Although I didn’t serve with those legendary Ranger units (I was a platoon leader with the First “Air” Cav), my Ranger training helped me adapt to the brutal war in Vietnam. With the mentoring of a couple of excellent sergeants, then-Lieutenant Grist began his real education in the craft of war.
Remembering the lessons of some of history’s famous Rangers like Major Robert Rogers of the legendary Roger’s Rangers of the mid-1700s, I learned to read the signs left by the enemy on jungle trails (“trotters” as we referred to them). My sergeants also taught me the art of locating bunker complexes, how to recognizing the smell of the enemy (which is determined by both heritage and diet), the necessity of thinking like a warrior every minute of every day and many, many other things that helped ensure our survival in combat.
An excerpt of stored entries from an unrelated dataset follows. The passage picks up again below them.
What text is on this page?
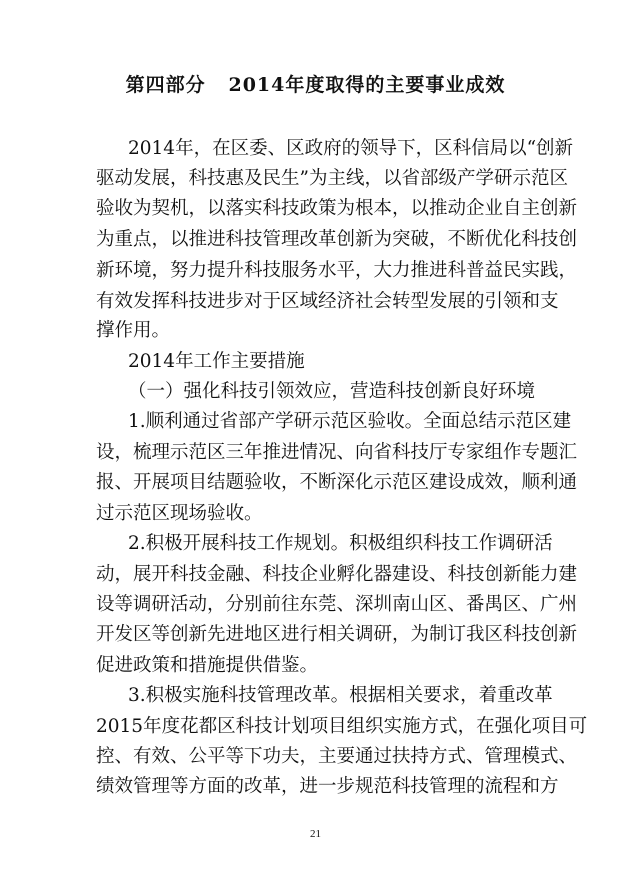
第四部分   2014年度取得的主要事业成效
2014年，在区委、区政府的领导下，区科信局以“创新
驱动发展，科技惠及民生”为主线，以省部级产学研示范区
验收为契机，以落实科技政策为根本，以推动企业自主创新
为重点，以推进科技管理改革创新为突破，不断优化科技创
新环境，努力提升科技服务水平，大力推进科普益民实践，
有效发挥科技进步对于区域经济社会转型发展的引领和支
撑作用。
2014年工作主要措施
（一）强化科技引领效应，营造科技创新良好环境
1.顺利通过省部产学研示范区验收。全面总结示范区建
设，梳理示范区三年推进情况、向省科技厅专家组作专题汇
报、开展项目结题验收，不断深化示范区建设成效，顺利通
过示范区现场验收。
2.积极开展科技工作规划。积极组织科技工作调研活
动，展开科技金融、科技企业孵化器建设、科技创新能力建
设等调研活动，分别前往东莞、深圳南山区、番禺区、广州
开发区等创新先进地区进行相关调研，为制订我区科技创新
促进政策和措施提供借鉴。
3.积极实施科技管理改革。根据相关要求，着重改革
2015年度花都区科技计划项目组织实施方式，在强化项目可
控、有效、公平等下功夫，主要通过扶持方式、管理模式、
绩效管理等方面的改革，进一步规范科技管理的流程和方
21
I'm nothing special - just an old soldier who’s been around long enough to have served in both Vietnam and Iraq. There are untold numbers of others who have served in more wars and who endured many more horrible experiences than me. I have known or talked to many of these soldiers and I am awed by their courage and sacrifice.
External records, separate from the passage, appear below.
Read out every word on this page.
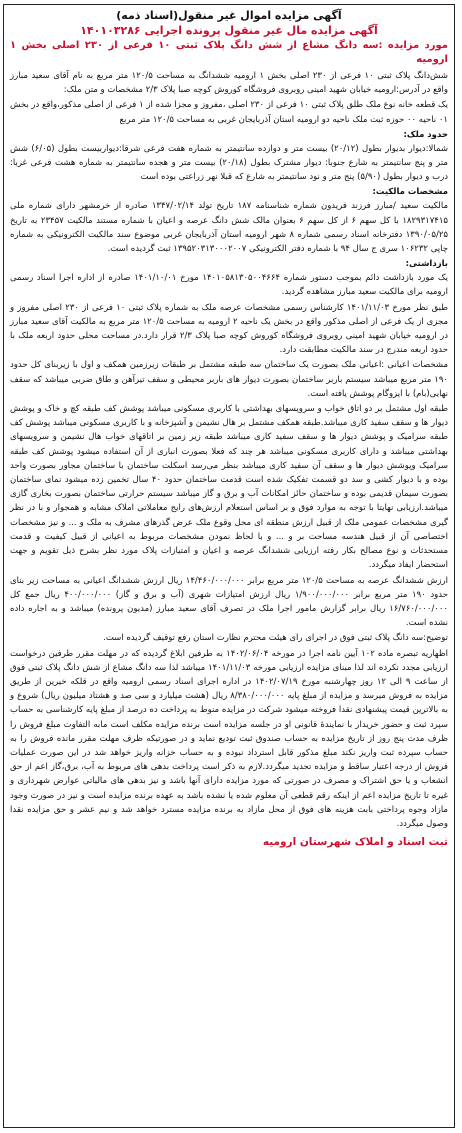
آگهی مزایده اموال غیر منقول(اسناد ذمه)

آگهی مزایده مال غیر منقول پرونده اجرایی ۱۴۰۱۰۳۲۸۶

مورد مزایده :سه دانگ مشاع از شش دانگ پلاک ثبتی ۱۰ فرعی از ۲۳۰ اصلی بخش ۱ ارومیه

شش‌دانگ پلاک ثبتی ۱۰ فرعی از ۲۳۰ اصلی بخش ۱ ارومیه ششدانگ به مساحت ۱۲۰/۵ متر مربع به نام آقای سعید مبارز واقع در آدرس:ارومیه خیابان شهید امینی روبروی فروشگاه کوروش کوچه صبا پلاک ۲/۳ مشخصات و متن ملک:

یک قطعه خانه نوع ملک طلق پلاک ثبتی ۱۰ فرعی از ۲۳۰ اصلی ،مفروز و مجزا شده از ۱ فرعی از اصلی مذکور،واقع در بخش ۰۱ ناحیه ۰۰ حوزه ثبت ملک ناحیه دو ارومیه استان آذربایجان غربی به مساحت ۱۲۰/۵ متر مربع

حدود ملک:

شمالا:دیوار بدیوار بطول (۲۰/۱۲) بیست متر و دوازده سانتیمتر به شماره هفت فرعی شرقا:دیواربیست بطول (۶/۰۵) شش متر و پنج سانتیمتر به شارع جنوبا: دیوار مشترک بطول (۲۰/۱۸) بیست متر و هجده سانتیمتر به شماره هشت فرعی غربا: درب و دیوار بطول (۵/۹۰) پنج متر و نود سانتیمتر به شارع که قبلا نهر زراعتی بوده است

مشخصات مالکیت:

مالکیت سعید /مبارز فرزند فریدون شماره شناسنامه ۱۸۷ تاریخ تولد ۱۳۴۷/۰۲/۱۴ صادره از خرمشهر دارای شماره ملی ۱۸۲۹۳۱۷۴۱۵ با کل سهم ۶ از کل سهم ۶ بعنوان مالک شش دانگ عرصه و اعیان با شماره مستند مالکیت ۲۳۴۵۷ به تاریخ ۱۳۹۰/۰۵/۲۵ دفترخانه اسناد رسمی شماره ۸ شهر ارومیه استان آذربایجان غربی موضوع سند مالکیت الکترونیکی به شماره چاپی ۱۰۶۲۳۲ سری ج سال ۹۴ با شماره دفتر الکترونیکی ۱۳۹۵۲۰۳۱۳۰۰۰۲۰۰۷ ثبت گردیده است.

بازداشتی:

یک مورد بازداشت دائم بموجب دستور شماره ۱۴۰۱۰۵۸۱۳۰۵۰۰۴۶۶۴ مورخ ۱۴۰۱/۱۰/۰۱ صادره از اداره اجرا اسناد رسمی ارومیه برای مالکیت سعید مبارز مشاهده گردید.

طبق نظر مورخ ۱۴۰۱/۱۱/۰۳ کارشناس رسمی مشخصات عرصه ملک به شماره پلاک ثبتی ۱۰ فرعی از ۲۳۰ اصلی مفروز و مجزی از یک فرعی از اصلی مذکور واقع در بخش یک ناحیه ۲ ارومیه به مساحت ۱۲۰/۵ متر مربع به مالکیت آقای سعید مبارز در ارومیه خیابان شهید امینی روبروی فروشگاه کوروش کوچه صبا پلاک ۲/۳ قرار دارد.در مساحت محلی حدود اربعه ملک با حدود اربعه مندرج در سند مالکیت مطابقت دارد.

مشخصات اعیانی :اعیانی ملک بصورت یک ساختمان سه طبقه مشتمل بر طبقات زیرزمین همکف و اول با زیربنای کل حدود ۱۹۰ متر مربع میباشد سیستم باربر ساختمان بصورت دیوار های باربر محیطی و سقف تیرآهن و طاق ضربی میباشد که سقف نهایی(بام) با ایزوگام پوشش یافته است.

طبقه اول مشتمل بر دو اتاق خواب و سرویسهای بهداشتی با کاربری مسکونی میباشد پوشش کف طبقه کچ و خاک و پوشش دیوار ها و سقف سفید کاری میباشد.طبقه همکف مشتمل بر هال نشیمن و آشپزخانه و با کاربری مسکونی میباشد پوشش کف طبقه سرامیک و پوشش دیوار ها و سقف سفید کاری میباشد طبقه زیر زمین بر اتاقهای خواب هال نشیمن و سرویسهای بهداشتی میباشد و دارای کاربری مسکونی میباشد هر چند که فعلا بصورت انباری از آن استفاده میشود پوشش کف طبقه سرامیک وپوشش دیوار ها و سقف آن سفید کاری میباشد بنظر می‌رسد اسکلت ساختمان با ساختمان مجاور بصورت واحد بوده و با دیوار کشی و سد دو قسمت تفکیک شده است قدمت ساختمان حدود ۴۰ سال تخمین زده میشود نمای ساختمان بصورت سیمان قدیمی بوده و ساختمان حائز امکانات آب و برق و گاز میباشد سیستم حرارتی ساختمان بصورت بخاری گازی میباشد.ارزیابی نهایتا با توجه به موارد فوق و بر اساس استعلام ارزش‌های رایج معاملاتی املاک مشابه و همجوار و با در نظر گیری مشخصات عمومی ملک از قبیل ارزش منطقه ای محل وقوع ملک عرض گذرهای مشرف به ملک و ... و نیز مشخصات اختصاصی آن از قبیل هندسه مساحت بر و ... و با لحاظ نمودن مشخصات مربوط به اعیانی از قبیل کیفیت و قدمت مستحدثات و نوع مصالح بکار رفته ارزیابی ششدانگ عرصه و اعیان و امتیازات پلاک مورد نظر بشرح ذیل تقویم و جهت استحضار ایفاد میگردد.

ارزش ششدانگ عرصه به مساحت ۱۲۰/۵ متر مربع برابر ۱۴/۴۶۰/۰۰۰/۰۰۰ ریال ارزش ششدانگ اعیانی به مساحت زیر بنای حدود ۱۹۰ متر مربع برابر ۱/۹۰۰/۰۰۰/۰۰۰ ریال ارزش امتیازات شهری (آب و برق و گاز) ۴۰۰/۰۰۰/۰۰۰ ریال جمع کل ۱۶/۷۶۰/۰۰۰/۰۰۰ ریال برابر گزارش مامور اجرا ملک در تصرف آقای سعید مبارز (مدیون پرونده) میباشد و به اجاره داده نشده است.

توضیح:سه دانگ پلاک ثبتی فوق در اجرای رای هیئت محترم نظارت استان رفع توقیف گردیده است.

اظهاریه تبصره ماده ۱۰۲ آیین نامه اجرا در مورخه ۱۴۰۲/۰۶/۰۴ به طرفین ابلاغ گردیده که در مهلت مقرر طرفین درخواست ارزیابی مجدد نکرده اند لذا مبنای مزایده ارزیابی مورخه ۱۴۰۱/۱۱/۰۳ میباشد لذا سه دانگ مشاع از شش دانگ پلاک ثبتی فوق از ساعت ۹ الی ۱۲ روز چهارشنبه مورخ ۱۴۰۲/۰۷/۱۹ در اداره اجرای اسناد رسمی ارومیه واقع در قلکه خیرین از طریق مزایده به فروش میرسد و مزایده از مبلغ پایه ۸/۳۸۰/۰۰۰/۰۰۰ ریال (هشت میلیارد و سی صد و هشتاد میلیون ریال) شروع و به بالاترین قیمت پیشنهادی نقدا فروخته میشود شرکت در مزایده منوط به پرداخت ده درصد از مبلغ پایه کارشناسی به حساب سپرد ثبت و حضور خریدار با نمایندۀ قانونی او در جلسه مزایده است برنده مزایده مکلف است مابه التفاوت مبلغ فروش را ظرف مدت پنج روز از تاریخ مزایده به حساب صندوق ثبت تودیع نماید و در صورتیکه ظرف مهلت مقرر مانده فروش را به حساب سپرده ثبت واریز نکند مبلغ مذکور قابل استرداد نبوده و به حساب خزانه واریز خواهد شد در این صورت عملیات فروش از درجه اعتبار ساقط و مزایده تجدید میگردد.لازم به ذکر است پرداخت بدهی های مربوط به آب، برق،گاز اعم از حق انشعاب و یا حق اشتراک و مصرف در صورتی که مورد مزایده دارای آنها باشد و نیز بدهی های مالیاتی عوارض شهرداری و غیره تا تاریخ مزایده اعم از اینکه رقم قطعی آن معلوم شده یا نشده باشد به عهده برنده مزایده است و نیز در صورت وجود مازاد وجوه پرداختی بابت هزینه های فوق از محل مازاد به برنده مزایده مسترد خواهد شد و نیم عشر و حق مزایده نقدا وصول میگردد.

ثبت اسناد و املاک شهرستان ارومیه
Over the last year, I’ve discovered that participating in the world of blogging opens doors to many parts of the world. Emails from various countries in Europe, Asia and the Middle East have inspired me to continue to write about the War on Terror. Veterans and active members of our military and the military of other nations have written to share experiences or give support to our troops.
One of the emails came from a British production company that films the series "Weaponology" which can be viewed on the Military Channel. They were filming the second season of this program, Weaponology 2, which would focus on the various special operations forces throughout the world. One program was about the Army Rangers. I guess they couldn’t believe an old Ranger from the 1970s was still serving in the Army.
When this company asked to interview me, I had to go through my chain of command in the First Army all the way to the commanding general, Lieutenant General Russel Honore, to get permission for these guys to talk to me. The interview finally took place at the Orlando reserve center and the Army Ranger program first aired on December 18th.
So if you happen to watch this program on the Military Channel and you see a few segments with some old soldier named Grist – yeah, it is this old Vietnam/Iraq war veteran. (The above photo is me in Vietnam in 1970.)